I’m not often at rest. That is to say, I’m not often simply relaxing without doing something else—or thinking about getting up to do something else—in the next 3 minutes. I’m often concerned with having relatively high-quality input and will actually consider which pieces of mailed propaganda to take with me on a drive or a walk, if indeed any of it has any redeeming qualities. I think about whether the piece will have anything to think about, anything I might need X (the number I expect to have) minutes to take in or to understand. I think about the value and my state of mind and whether in a five-minute walk to “town” on this or that day I might be able to be thoughtful, or merely of a business mindset.
I kept a couple of library books around the house for more than a year because I believed they were of sufficient quality to warrant revisiting/completing.

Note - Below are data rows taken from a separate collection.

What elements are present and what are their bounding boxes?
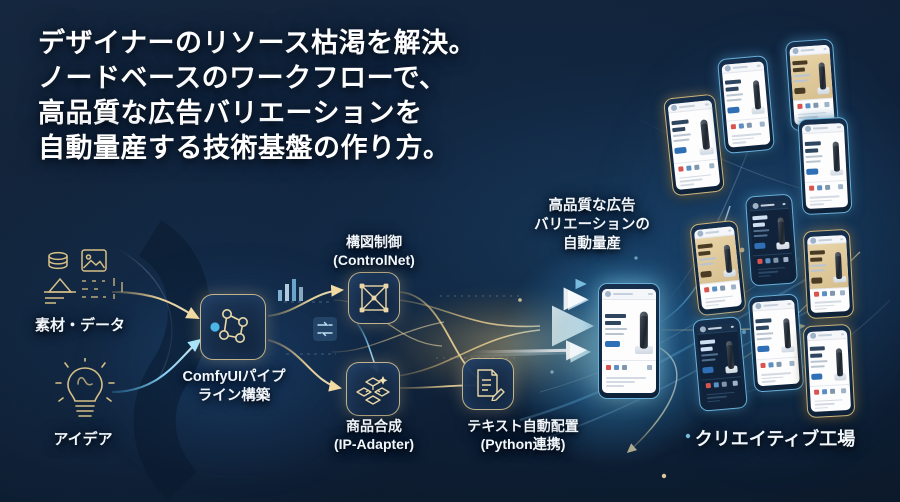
chart-icon	[44, 279, 76, 303]
caption-line	[815, 304, 835, 306]
product-bottle	[832, 142, 840, 172]
ad-headline-line	[805, 141, 821, 146]
ad-creative	[807, 243, 848, 288]
ad-headline-line	[698, 251, 710, 256]
caption-line	[680, 183, 694, 186]
product-bottle	[724, 244, 733, 273]
node-label-python: テキスト自動配置 (Python連携)	[448, 418, 598, 454]
caption-line	[758, 267, 785, 270]
ad-headline-line	[672, 127, 685, 132]
ad-copy	[753, 310, 779, 359]
caption-line	[680, 179, 703, 183]
ad-headline-line	[605, 321, 621, 325]
more-line	[840, 238, 843, 240]
ad-headline-line	[810, 250, 825, 255]
ad-caption	[810, 396, 851, 412]
input-label-idea: アイデア	[24, 430, 142, 449]
caption-line	[606, 377, 646, 379]
product-photo	[745, 70, 768, 119]
ad-caption	[702, 388, 743, 406]
node-label-controlnet: 構図制御 (ControlNet)	[312, 234, 436, 270]
product-bottle	[700, 119, 710, 150]
phone-mockup	[689, 220, 746, 317]
ad-caption	[602, 374, 656, 393]
caption-line	[732, 133, 762, 137]
like-icon	[797, 103, 802, 108]
ad-body-line	[756, 332, 773, 335]
product-bottle	[752, 80, 761, 110]
caption-line	[707, 396, 728, 399]
phone-screen	[697, 322, 744, 405]
save-icon	[709, 163, 714, 168]
ad-header	[602, 289, 656, 300]
caption-line	[706, 304, 719, 307]
ad-body-line	[810, 264, 826, 267]
phone-screen	[802, 123, 848, 209]
save-icon	[824, 101, 829, 106]
caption-line	[798, 112, 826, 115]
more-line	[705, 104, 709, 106]
save-icon	[789, 361, 794, 366]
avatar	[805, 126, 811, 132]
handle-line	[613, 293, 633, 295]
avatar	[810, 237, 816, 243]
ipadapter-subtitle: (IP-Adapter)	[334, 436, 414, 452]
share-icon	[813, 102, 818, 107]
comment-icon	[765, 258, 770, 263]
hub-label-line-2: ライン構築	[198, 388, 271, 404]
product-bottle	[640, 312, 648, 349]
phone-mockup	[803, 229, 855, 319]
ad-body-line	[605, 333, 624, 335]
caption-line	[761, 372, 791, 376]
phone-screen	[807, 330, 851, 412]
comment-icon	[712, 286, 717, 291]
more-line	[823, 48, 827, 50]
node-python-text[interactable]	[462, 358, 514, 410]
caption-line	[732, 137, 754, 141]
ad-creative	[802, 132, 846, 182]
database-icon	[49, 253, 67, 269]
avatar	[755, 303, 761, 309]
share-icon	[622, 365, 627, 370]
product-photo	[771, 208, 792, 254]
ad-body-line	[673, 134, 691, 138]
output-line-1: 高品質な広告	[549, 198, 636, 214]
handle-line	[801, 49, 815, 52]
ad-body-line	[757, 337, 772, 340]
product-photo	[717, 235, 740, 282]
node-controlnet[interactable]	[348, 272, 400, 324]
more-line	[837, 126, 841, 128]
hub-label-line-1: ComfyUIパイプ	[182, 369, 285, 385]
avatar	[725, 65, 732, 72]
ad-body-line	[674, 139, 690, 143]
avatar	[671, 105, 678, 112]
more-line	[648, 293, 653, 295]
transfer-icon	[312, 316, 338, 342]
share-icon	[830, 389, 835, 394]
ad-cta-button	[811, 277, 822, 284]
caption-line	[606, 385, 624, 387]
phone-screen	[789, 45, 834, 126]
more-line	[728, 229, 732, 231]
output-line-2: バリエーションの	[534, 217, 650, 233]
product-bottle	[836, 348, 844, 377]
headline-line-3: 高品質な広告バリエーションを	[38, 96, 476, 131]
share-icon	[694, 164, 699, 169]
ad-creative	[722, 70, 768, 121]
save-icon	[733, 381, 738, 386]
ad-creative	[790, 53, 833, 100]
comment-icon	[822, 291, 827, 296]
like-icon	[809, 186, 814, 191]
ad-headline-line	[701, 347, 713, 352]
ad-creative	[697, 331, 741, 380]
product-photo	[632, 300, 656, 359]
image-icon	[82, 250, 106, 271]
data-dots-icon	[82, 278, 122, 299]
product-photo	[776, 309, 798, 358]
caption-line	[810, 203, 824, 205]
handle-line	[679, 105, 695, 108]
save-icon	[731, 284, 736, 289]
avatar	[810, 333, 816, 339]
handle-line	[818, 239, 832, 241]
ad-creative	[753, 309, 798, 360]
comment-icon	[614, 365, 619, 370]
avatar	[752, 203, 758, 209]
comment-icon	[739, 124, 744, 129]
product-bottle	[783, 318, 791, 348]
phone-screen	[807, 235, 850, 313]
ad-creative	[807, 339, 849, 387]
ad-creative	[695, 235, 740, 285]
ad-body-line	[794, 80, 808, 83]
comment-icon	[805, 103, 810, 108]
node-label-ip-adapter: 商品合成 (IP-Adapter)	[308, 418, 440, 454]
ad-body-line	[753, 229, 769, 232]
ad-cta-button	[754, 243, 765, 250]
handle-line	[763, 304, 778, 307]
ipadapter-title: 商品合成	[346, 418, 402, 434]
ad-cta-button	[727, 107, 739, 114]
share-icon	[825, 185, 830, 190]
ad-headline-line	[805, 148, 818, 153]
ad-caption	[757, 368, 800, 386]
ad-headline-line	[672, 120, 689, 126]
assets-icon-group	[38, 248, 134, 310]
ad-caption	[701, 291, 742, 309]
caption-line	[810, 199, 832, 202]
ad-headline-line	[726, 87, 739, 92]
comment-icon	[714, 382, 719, 387]
product-photo	[829, 243, 849, 287]
phone-screen	[721, 61, 770, 147]
share-icon	[722, 382, 727, 387]
like-icon	[757, 258, 762, 263]
ad-copy	[807, 244, 831, 288]
ad-body-line	[811, 269, 825, 272]
creative-factory-label: クリエイティブ工場	[660, 428, 890, 451]
mini-bar-chart-icon	[276, 276, 310, 302]
ad-body-line	[806, 155, 823, 158]
share-icon	[830, 291, 835, 296]
comment-icon	[768, 362, 773, 367]
ad-headline-line	[810, 353, 822, 358]
python-subtitle: (Python連携)	[481, 436, 566, 452]
caption-line	[810, 195, 840, 198]
share-icon	[747, 123, 752, 128]
ad-copy	[750, 210, 774, 256]
headline-line-4: 自動量産する技術基盤の作り方。	[38, 131, 476, 166]
caption-line	[815, 407, 828, 409]
node-ip-adapter[interactable]	[346, 362, 400, 416]
ad-headline-line	[810, 257, 822, 262]
phone-mockup	[598, 283, 660, 399]
ad-cta-button	[700, 271, 712, 278]
ad-headline-line	[697, 244, 713, 250]
save-icon	[841, 388, 846, 393]
share-icon	[776, 362, 781, 367]
ad-headline-line	[753, 223, 765, 228]
ad-body-line	[793, 74, 810, 77]
social-action-row	[602, 360, 656, 375]
caption-line	[815, 399, 843, 402]
lightbulb-icon	[48, 358, 122, 432]
ad-body-line	[810, 360, 827, 363]
ad-cta-button	[794, 88, 806, 95]
ad-copy	[807, 340, 831, 387]
caption-line	[679, 174, 711, 179]
ad-cta-button	[605, 341, 620, 347]
like-icon	[706, 383, 711, 388]
ad-caption	[805, 192, 848, 209]
comment-icon	[817, 185, 822, 190]
ad-body-line	[605, 328, 627, 330]
ad-cta-button	[806, 168, 818, 175]
save-icon	[647, 365, 652, 370]
handle-line	[818, 334, 832, 336]
more-line	[788, 303, 792, 305]
product-bottle	[835, 252, 842, 279]
phone-screen	[752, 300, 800, 387]
product-photo	[829, 339, 849, 386]
more-line	[757, 65, 761, 67]
python-title: テキスト自動配置	[467, 418, 579, 434]
phone-mockup	[798, 117, 853, 215]
ad-creative	[602, 300, 656, 359]
ad-caption	[675, 170, 720, 190]
node-graph-icon	[210, 304, 256, 350]
phone-mockup	[663, 94, 725, 197]
like-icon	[678, 166, 683, 171]
phone-mockup	[717, 55, 775, 154]
comfyui-hub-node[interactable]	[200, 294, 266, 360]
more-line	[730, 326, 734, 328]
phone-screen	[749, 200, 793, 281]
caption-line	[815, 308, 827, 310]
document-pencil-icon	[471, 367, 505, 401]
product-photo	[719, 331, 741, 378]
ad-cta-button	[811, 373, 822, 380]
page-headline: デザイナーのリソース枯渇を解決。 ノードベースのワークフローで、 高品質な広告バ…	[38, 26, 476, 166]
share-icon	[720, 285, 725, 290]
like-icon	[704, 287, 709, 292]
controlnet-title: 構図制御	[346, 234, 402, 250]
mesh-grid-icon	[357, 281, 391, 315]
like-icon	[814, 292, 819, 297]
ad-creative	[669, 109, 718, 162]
ad-body-line	[727, 99, 742, 102]
product-photo	[825, 132, 846, 181]
ad-caption	[727, 129, 770, 148]
ad-headline-line	[756, 325, 769, 330]
like-icon	[814, 390, 819, 395]
handle-line	[761, 204, 775, 207]
headline-line-2: ノードベースのワークフローで、	[38, 61, 476, 96]
ad-body-line	[806, 160, 821, 163]
ad-body-line	[702, 358, 716, 361]
ad-creative	[750, 208, 792, 255]
phone-mockup	[745, 193, 798, 286]
ad-headline-line	[793, 68, 805, 73]
caption-line	[762, 380, 776, 383]
ad-headline-line	[752, 216, 767, 221]
product-bottle	[778, 217, 786, 245]
product-bottle	[726, 340, 735, 369]
save-icon	[840, 290, 845, 295]
handle-line	[708, 327, 722, 330]
ad-headline-line	[700, 339, 716, 344]
headline-line-1: デザイナーのリソース枯渇を解決。	[38, 26, 476, 61]
ad-body-line	[699, 263, 713, 266]
avatar	[792, 48, 798, 54]
ad-headline-line	[725, 80, 742, 85]
save-icon	[783, 256, 788, 261]
ad-body-line	[754, 235, 768, 238]
caption-line	[761, 376, 783, 379]
share-icon	[773, 257, 778, 262]
like-icon	[606, 365, 611, 370]
cubes-icon	[355, 371, 391, 407]
handle-line	[705, 231, 719, 234]
ad-headline-line	[810, 346, 826, 351]
caption-line	[758, 271, 778, 274]
ad-body-line	[811, 365, 825, 368]
ad-copy	[602, 300, 632, 359]
ad-body-line	[726, 93, 743, 97]
caption-line	[707, 391, 735, 395]
like-icon	[731, 124, 736, 129]
save-icon	[838, 184, 843, 189]
input-label-assets: 素材・データ	[14, 316, 146, 335]
infographic-canvas: デザイナーのリソース枯渇を解決。 ノードベースのワークフローで、 高品質な広告バ…	[0, 0, 900, 502]
phone-mockup	[692, 316, 748, 412]
phone-screen	[602, 289, 656, 393]
ad-copy	[790, 55, 815, 101]
caption-line	[814, 301, 841, 304]
ad-cta-button	[757, 345, 769, 352]
avatar	[605, 291, 611, 297]
product-photo	[812, 53, 833, 99]
ad-headline-line	[605, 314, 626, 318]
more-line	[841, 333, 844, 335]
ad-cta-button	[702, 367, 714, 374]
save-icon	[760, 122, 765, 127]
ad-caption	[754, 264, 794, 281]
ad-body-line	[701, 353, 718, 356]
ad-headline-line	[755, 318, 771, 323]
output-label: 高品質な広告 バリエーションの 自動量産	[506, 197, 678, 254]
phone-screen	[668, 100, 721, 190]
caption-line	[705, 295, 733, 299]
caption-line	[732, 142, 746, 145]
caption-line	[606, 381, 635, 383]
phone-screen	[694, 226, 742, 310]
product-bottle	[818, 62, 826, 90]
controlnet-subtitle: (ControlNet)	[333, 252, 415, 268]
comment-icon	[822, 389, 827, 394]
ad-cta-button	[674, 147, 687, 154]
ad-caption	[810, 297, 850, 313]
avatar	[700, 326, 707, 333]
ad-headline-line	[792, 61, 808, 66]
more-line	[782, 203, 785, 205]
phone-mockup	[803, 324, 856, 418]
ad-copy	[802, 133, 828, 182]
handle-line	[733, 66, 748, 69]
caption-line	[815, 403, 836, 406]
like-icon	[760, 363, 765, 368]
avatar	[697, 230, 704, 237]
output-line-3: 自動量産	[563, 236, 621, 252]
product-photo	[693, 109, 718, 160]
caption-line	[705, 299, 726, 303]
handle-line	[813, 127, 828, 129]
comment-icon	[686, 165, 691, 170]
ad-body-line	[699, 257, 716, 261]
hub-label: ComfyUIパイプ ライン構築	[158, 368, 310, 405]
caption-line	[758, 275, 770, 277]
caption-line	[707, 400, 720, 403]
phone-mockup	[748, 293, 805, 392]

My reading material is almost all nonfiction and ranges from biblical hermeneutics and church history/issues, to a neurologistic look at the effects of the internet, to exhortations from well-known conductors and other musicians.
In sum: it’s important to me to have good input for my head and heart.

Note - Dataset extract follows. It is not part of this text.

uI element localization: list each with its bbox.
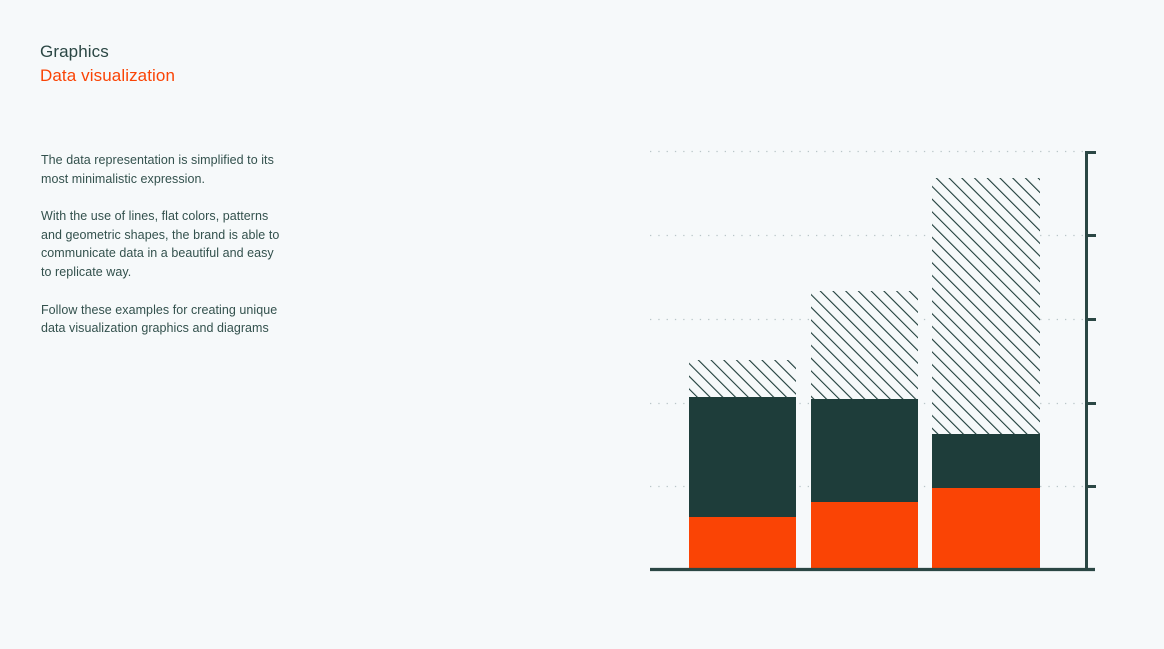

Leaving alone the question of input quality (assessment: am I really feeding myself well, or fooling myself?), the output of late has been less than usual. Part of the reason for that was the different, lesser opportunities I had in the summer. But one element of output—prayer—had been more lacking than usual, and more difficult, at that.
I’ve been told before (being kicked when I was down, I felt at the time) that when I’m struggling spiritually, I need to spend more time in scripture. Earlier this fall, I was doing a fair amount of that. So far, though, this increase in spiritual input has not led to more, or better-quality, output in the form of prayer.
The word “balance” comes to mind.
I once replied on someone’s Facebook wall that I tend to prefer movies known as “chick flicks.” There are too many fights and sirens and gunshot wounds in “action” movies that males are supposed to like, and so much sci-fi is just stupid. Someone else responded to the effect that a good street fight or gunshot wound is normal. Then someone else wrote something about balance, as if to say “one chick flick, then one shoot-em-up Bruce Willis movie is healthy.” The point here is not to comment on movies. (If either of these folks had seen parts of “The Untouchables” that I saw the day before I started writing this post, I don’t think they would have responded with any interest in shoot-‘em-up movies.)
On the other hand, I think the Monty Python In Search of the Holy Grail scene in which body parts are being slashed off of an armored knight is hilarious. The torso alone ends up on the ground, bobbing and hopping around, saying things like “it’s only a flesh wound” and “come back here … I’ll bite you, you pansy!” The over-the-top “violence” of this scene is more along the lines of televised pro wrestling, making it more fictional than truly violent. I definitely don’t mean to get all self-righteous here; my standards are doubtless impeachable, and the input I experience is anything but consistent.
The paradox is that even when I’m most engaged in tremendously filling, nutritious input (read: seriously involved in scripture), for some reason the output has not seemed to come in a balanced way. There are more ways and means of output than prayer, and for me, thinking and writing/blogging is one important type of output, and musical compositions and arrangements represent another.
Maybe I’m more balanced than I realize. Or, maybe not. (Is there an emoticon for feigned diabolical laughter?)
 Dealing entirely in nonfiction printed matter is one reason I fail to comprehend the proliferating desire for so-called “reality” TV shows. When I sit in front of the tube, I want fiction. This is not necessarily an admirable quality, and I have difficulty imagining Jesus needing fiction, but I want to be “taken away” from reality. Even baseball games, which I love on one level, are hard for me to sit in front of sometimes, because they don’t engage my mind enough that I’ll get a reprieve from pressing realities.